Richard: Research the basics of the mathematics of probability as it applies to probabilistic decision making; research applications of that to algorithmic composition that may have been explored by others, and that you experiment with yourself; research ideas of interest in the area of machine musicianship, and see if there are connections between that and probability; consider what interface(s) might be best for multi-dimensional (orthogonal) control of parameters in a performative way.

Adjust the pitch of a comb filter

This patch demonstrates how to adjust the delay time of a comb filter to make the filter correspond to a desired fundamental pitch.


combfiltering.maxpat

The filtering formula used by the comb~ object is

y[n] = a x[n] + b x[n-(DR/1000)] + c y[n-(DR/1000)]

wherein R is the sampling rate, D is a delay time in milliseconds, x[n] is the current input sample, y[n] is the current output sample, and a, b, and c are gain scaling factors.

That formula can be shown diagrammatically like this.

In the patch we convert a MIDI-based pitch number into a frequency in Hertz, then use that to calculate the correct delay time for the filter. Using delay feedback (a past y[n] value) with feedback gain approaching 1 creates strong resonance at the comb frequency, yielding an inverted comb response pattern sort of like this,

resulting in a strong imposition of the fundamental pitch and a buzzy timbre.

Adjust pitches according to a pitch class set

One potential use of the “inlist” abstraction is to compare incoming pitches to a pitch class set. This patch uses a % 12 object to find the pitch class of an incoming pitch, then compares it with the members of a prescribed pitch class set. If it belongs to the pitch class set, it gets passed on unchanged; if it doesn’t belong to the pitch class set, it gets pushed up one semitone and tested again.


inlistdemo.maxpat

Note that this patch does point to a potential bug (a so-called “screw case”). If the pitch class set is null (the bag inside the inlist abstraction is empty), any incoming pitch would set this patch into an infinite loop and cause a stack overflow. However, we’re safe in this particular example because we have pre-loaded the pitch class set and there’s no way provided in the program to delete those numbers.

Ask if a number belongs to a set

This abstraction, which I call “inlist”, checks to see if a given number belongs to a previously-collected set of numbers. Numbers in the middle inlet are added to the set, and numbers in right inlet are deleted from the set.

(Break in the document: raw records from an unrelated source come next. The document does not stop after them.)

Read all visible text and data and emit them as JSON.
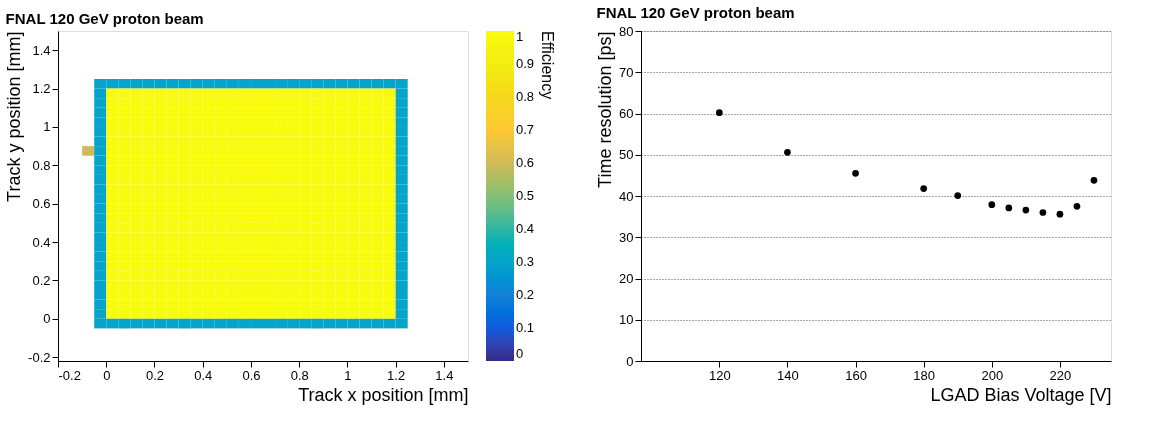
{
  "chart_data": [
    {
      "type": "heatmap",
      "title": "FNAL 120 GeV proton beam",
      "xlabel": "Track x position [mm]",
      "ylabel": "Track y position [mm]",
      "clabel": "Efficiency",
      "xlim": [
        -0.2,
        1.5
      ],
      "ylim": [
        -0.22,
        1.5
      ],
      "xticks": [
        -0.2,
        0,
        0.2,
        0.4,
        0.6,
        0.8,
        1,
        1.2,
        1.4
      ],
      "yticks": [
        -0.2,
        0,
        0.2,
        0.4,
        0.6,
        0.8,
        1,
        1.2,
        1.4
      ],
      "clim": [
        0,
        1
      ],
      "cticks": [
        0,
        0.1,
        0.2,
        0.3,
        0.4,
        0.5,
        0.6,
        0.7,
        0.8,
        0.9,
        1
      ],
      "colors": [
        "#352a87",
        "#0f5cdd",
        "#1481d6",
        "#06a4ca",
        "#2eb7a4",
        "#87bf77",
        "#d1bb59",
        "#fec832",
        "#f5d81c",
        "#f2ee10",
        "#f9fb0e"
      ],
      "x": [
        -0.075,
        -0.025,
        0.025,
        0.075,
        0.125,
        0.175,
        0.225,
        0.275,
        0.325,
        0.375,
        0.425,
        0.475,
        0.525,
        0.575,
        0.625,
        0.675,
        0.725,
        0.775,
        0.825,
        0.875,
        0.925,
        0.975,
        1.025,
        1.075,
        1.125,
        1.175,
        1.225
      ],
      "y": [
        1.225,
        1.175,
        1.125,
        1.075,
        1.025,
        0.975,
        0.925,
        0.875,
        0.825,
        0.775,
        0.725,
        0.675,
        0.625,
        0.575,
        0.525,
        0.475,
        0.425,
        0.375,
        0.325,
        0.275,
        0.225,
        0.175,
        0.125,
        0.075,
        0.025,
        -0.025
      ],
      "cells": [
        [
          null,
          0.3,
          0.3,
          0.3,
          0.3,
          0.3,
          0.3,
          0.3,
          0.3,
          0.3,
          0.3,
          0.3,
          0.3,
          0.3,
          0.3,
          0.3,
          0.3,
          0.3,
          0.3,
          0.3,
          0.3,
          0.3,
          0.3,
          0.3,
          0.3,
          0.3,
          0.3
        ],
        [
          null,
          0.3,
          1,
          1,
          1,
          1,
          1,
          1,
          1,
          1,
          1,
          1,
          1,
          1,
          1,
          1,
          1,
          1,
          1,
          1,
          1,
          1,
          1,
          1,
          1,
          1,
          0.3
        ],
        [
          null,
          0.3,
          1,
          1,
          1,
          1,
          1,
          1,
          1,
          1,
          1,
          1,
          1,
          1,
          1,
          1,
          1,
          1,
          1,
          1,
          1,
          1,
          1,
          1,
          1,
          1,
          0.3
        ],
        [
          null,
          0.3,
          1,
          1,
          1,
          1,
          1,
          1,
          1,
          1,
          1,
          1,
          1,
          1,
          1,
          1,
          1,
          1,
          1,
          1,
          1,
          1,
          1,
          1,
          1,
          1,
          0.3
        ],
        [
          null,
          0.3,
          1,
          1,
          1,
          1,
          1,
          1,
          1,
          1,
          1,
          1,
          1,
          1,
          1,
          1,
          1,
          1,
          1,
          1,
          1,
          1,
          1,
          1,
          1,
          1,
          0.3
        ],
        [
          null,
          0.3,
          1,
          1,
          1,
          1,
          1,
          1,
          1,
          1,
          1,
          1,
          1,
          1,
          1,
          1,
          1,
          1,
          1,
          1,
          1,
          1,
          1,
          1,
          1,
          1,
          0.3
        ],
        [
          null,
          0.3,
          1,
          1,
          1,
          1,
          1,
          1,
          1,
          1,
          1,
          1,
          1,
          1,
          1,
          1,
          1,
          1,
          1,
          1,
          1,
          1,
          1,
          1,
          1,
          1,
          0.3
        ],
        [
          0.6,
          0.3,
          1,
          1,
          1,
          1,
          1,
          1,
          1,
          1,
          1,
          1,
          1,
          1,
          1,
          1,
          1,
          1,
          1,
          1,
          1,
          1,
          1,
          1,
          1,
          1,
          0.3
        ],
        [
          null,
          0.3,
          1,
          1,
          1,
          1,
          1,
          1,
          1,
          1,
          1,
          1,
          1,
          1,
          1,
          1,
          1,
          1,
          1,
          1,
          1,
          1,
          1,
          1,
          1,
          1,
          0.3
        ],
        [
          null,
          0.3,
          1,
          1,
          1,
          1,
          1,
          1,
          1,
          1,
          1,
          1,
          1,
          1,
          1,
          1,
          1,
          1,
          1,
          1,
          1,
          1,
          1,
          1,
          1,
          1,
          0.3
        ],
        [
          null,
          0.3,
          1,
          1,
          1,
          1,
          1,
          1,
          1,
          1,
          1,
          1,
          1,
          1,
          1,
          1,
          1,
          1,
          1,
          1,
          1,
          1,
          1,
          1,
          1,
          1,
          0.3
        ],
        [
          null,
          0.3,
          1,
          1,
          1,
          1,
          1,
          1,
          1,
          1,
          1,
          1,
          1,
          1,
          1,
          1,
          1,
          1,
          1,
          1,
          1,
          1,
          1,
          1,
          1,
          1,
          0.3
        ],
        [
          null,
          0.3,
          1,
          1,
          1,
          1,
          1,
          1,
          1,
          1,
          1,
          1,
          1,
          1,
          1,
          1,
          1,
          1,
          1,
          1,
          1,
          1,
          1,
          1,
          1,
          1,
          0.3
        ],
        [
          null,
          0.3,
          1,
          1,
          1,
          1,
          1,
          1,
          1,
          1,
          1,
          1,
          1,
          1,
          1,
          1,
          1,
          1,
          1,
          1,
          1,
          1,
          1,
          1,
          1,
          1,
          0.3
        ],
        [
          null,
          0.3,
          1,
          1,
          1,
          1,
          1,
          1,
          1,
          1,
          1,
          1,
          1,
          1,
          1,
          1,
          1,
          1,
          1,
          1,
          1,
          1,
          1,
          1,
          1,
          1,
          0.3
        ],
        [
          null,
          0.3,
          1,
          1,
          1,
          1,
          1,
          1,
          1,
          1,
          1,
          1,
          1,
          1,
          1,
          1,
          1,
          1,
          1,
          1,
          1,
          1,
          1,
          1,
          1,
          1,
          0.3
        ],
        [
          null,
          0.3,
          1,
          1,
          1,
          1,
          1,
          1,
          1,
          1,
          1,
          1,
          1,
          1,
          1,
          1,
          1,
          1,
          1,
          1,
          1,
          1,
          1,
          1,
          1,
          1,
          0.3
        ],
        [
          null,
          0.3,
          1,
          1,
          1,
          1,
          1,
          1,
          1,
          1,
          1,
          1,
          1,
          1,
          1,
          1,
          1,
          1,
          1,
          1,
          1,
          1,
          1,
          1,
          1,
          1,
          0.3
        ],
        [
          null,
          0.3,
          1,
          1,
          1,
          1,
          1,
          1,
          1,
          1,
          1,
          1,
          1,
          1,
          1,
          1,
          1,
          1,
          1,
          1,
          1,
          1,
          1,
          1,
          1,
          1,
          0.3
        ],
        [
          null,
          0.3,
          1,
          1,
          1,
          1,
          1,
          1,
          1,
          1,
          1,
          1,
          1,
          1,
          1,
          1,
          1,
          1,
          1,
          1,
          1,
          1,
          1,
          1,
          1,
          1,
          0.3
        ],
        [
          null,
          0.3,
          1,
          1,
          1,
          1,
          1,
          1,
          1,
          1,
          1,
          1,
          1,
          1,
          1,
          1,
          1,
          1,
          1,
          1,
          1,
          1,
          1,
          1,
          1,
          1,
          0.3
        ],
        [
          null,
          0.3,
          1,
          1,
          1,
          1,
          1,
          1,
          1,
          1,
          1,
          1,
          1,
          1,
          1,
          1,
          1,
          1,
          1,
          1,
          1,
          1,
          1,
          1,
          1,
          1,
          0.3
        ],
        [
          null,
          0.3,
          1,
          1,
          1,
          1,
          1,
          1,
          1,
          1,
          1,
          1,
          1,
          1,
          1,
          1,
          1,
          1,
          1,
          1,
          1,
          1,
          1,
          1,
          1,
          1,
          0.3
        ],
        [
          null,
          0.3,
          1,
          1,
          1,
          1,
          1,
          1,
          1,
          1,
          1,
          1,
          1,
          1,
          1,
          1,
          1,
          1,
          1,
          1,
          1,
          1,
          1,
          1,
          1,
          1,
          0.3
        ],
        [
          null,
          0.3,
          1,
          1,
          1,
          1,
          1,
          1,
          1,
          1,
          1,
          1,
          1,
          1,
          1,
          1,
          1,
          1,
          1,
          1,
          1,
          1,
          1,
          1,
          1,
          1,
          0.3
        ],
        [
          null,
          0.3,
          0.3,
          0.3,
          0.3,
          0.3,
          0.3,
          0.3,
          0.3,
          0.3,
          0.3,
          0.3,
          0.3,
          0.3,
          0.3,
          0.3,
          0.3,
          0.3,
          0.3,
          0.3,
          0.3,
          0.3,
          0.3,
          0.3,
          0.3,
          0.3,
          0.3
        ]
      ]
    },
    {
      "type": "scatter",
      "title": "FNAL 120 GeV proton beam",
      "xlabel": "LGAD Bias Voltage [V]",
      "ylabel": "Time resolution [ps]",
      "xlim": [
        97,
        235
      ],
      "ylim": [
        0,
        80
      ],
      "xticks": [
        120,
        140,
        160,
        180,
        200,
        220
      ],
      "yticks": [
        0,
        10,
        20,
        30,
        40,
        50,
        60,
        70,
        80
      ],
      "grid": "y",
      "marker": "circle",
      "x": [
        120,
        140,
        160,
        180,
        190,
        200,
        205,
        210,
        215,
        220,
        225,
        230
      ],
      "series": [
        {
          "color": "#000000",
          "values": [
            60.2,
            50.6,
            45.5,
            41.8,
            40.1,
            37.9,
            37.1,
            36.6,
            36.0,
            35.6,
            37.5,
            43.8
          ]
        }
      ]
    }
  ]
}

A ‘clear’ message in the left inlet deletes the entire set. When a number comes in the left inlet, if it belongs to the set, a 1 will be sent out the outlet, meaning “yes, it’s in the list”; if it doesn’t belong to the set, a 0 will be sent out.


inlist.maxpat

The bag object stores an unordered collection of numbers. Each time a number comes in the left inlet, we store it, then compare it with every number in the bag, storing any “yes” answer we may get. Then we send out the stored answer and reset the stored answer to “no”. (N.B. Technically, we really reset the stored answer before we send out the result, so that “inlist” will be all ready to go even if its output triggers more input in the parent patch. The answer actually gets to the final t object and is stored there for an instant while we reset the i object to 0.)